Le montant total des prêts ballon a ainsi grimpé à 1,5 milliard de shekels en mars, contre 964 millions un an plus tôt. Bien que leur part dans l’ensemble des crédits ait légèrement reculé (16,2 % contre 17,2 % en février), le volume reste historiquement élevé. Il est probable qu’une fraction importante de ces prêts ait été contractée dans le cadre des offres de promoteurs – désormais limitées par la régulation.
Ces prêts ballon, aussi appelés « offres 80/20 », permettent aux acheteurs de ne verser que 20 % du montant lors de la signature, le solde étant payé à la remise des clés. Durant l’intervalle, le promoteur prend généralement à sa charge les intérêts du crédit contracté.
Ce modèle, attrayant en période de taux bas ou de forte demande, repose cependant sur des hypothèses optimistes : hausse continue des prix de l’immobilier, vente rapide de l’ancien bien, ou encore refinancement à des conditions favorables…autant de scénarios devenus plus incertains dans le contexte économique actuel.
Face à ces risques, la Banque Centrale d’Israël a choisi de jouer la carte de la prudence. Une décision saluée par une partie du secteur financier, qui y voit un moyen de renforcer la résilience du marché immobilier, tout en incitant les acteurs à adopter des pratiques de financement plus durables.

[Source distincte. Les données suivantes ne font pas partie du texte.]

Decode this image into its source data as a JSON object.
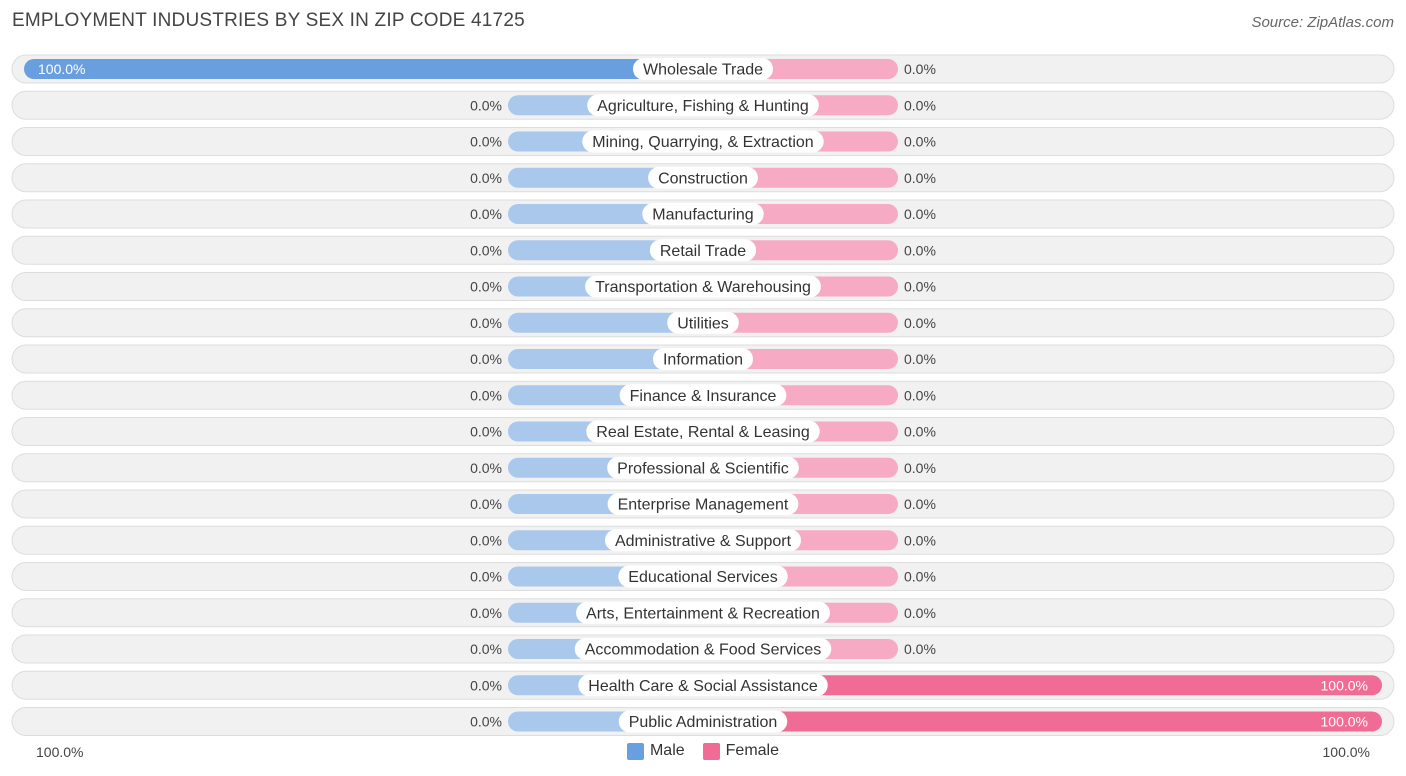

Parallèlement, l’on observe également une préférence croissante pour les emprunts à taux fixe non indexés à l’inflation : plus de 80 % des prêts hypothécaires souscrits en mars relevaient de ces formules, signe d’une volonté des emprunteurs de garantir la stabilité de leurs remboursements dans un environnement marqué par la volatilité des taux.
En résumé, cette poussée soudaine des prêts immobiliers est autant le reflet d’un changement réglementaire que d’un ajustement stratégique des ménages et des promoteurs, soucieux d’optimiser leurs positions avant que le vent ne tourne.
Le second trimestre pourrait ainsi offrir un tout autre visage, alors que les effets de la régulation commencent à se faire sentir.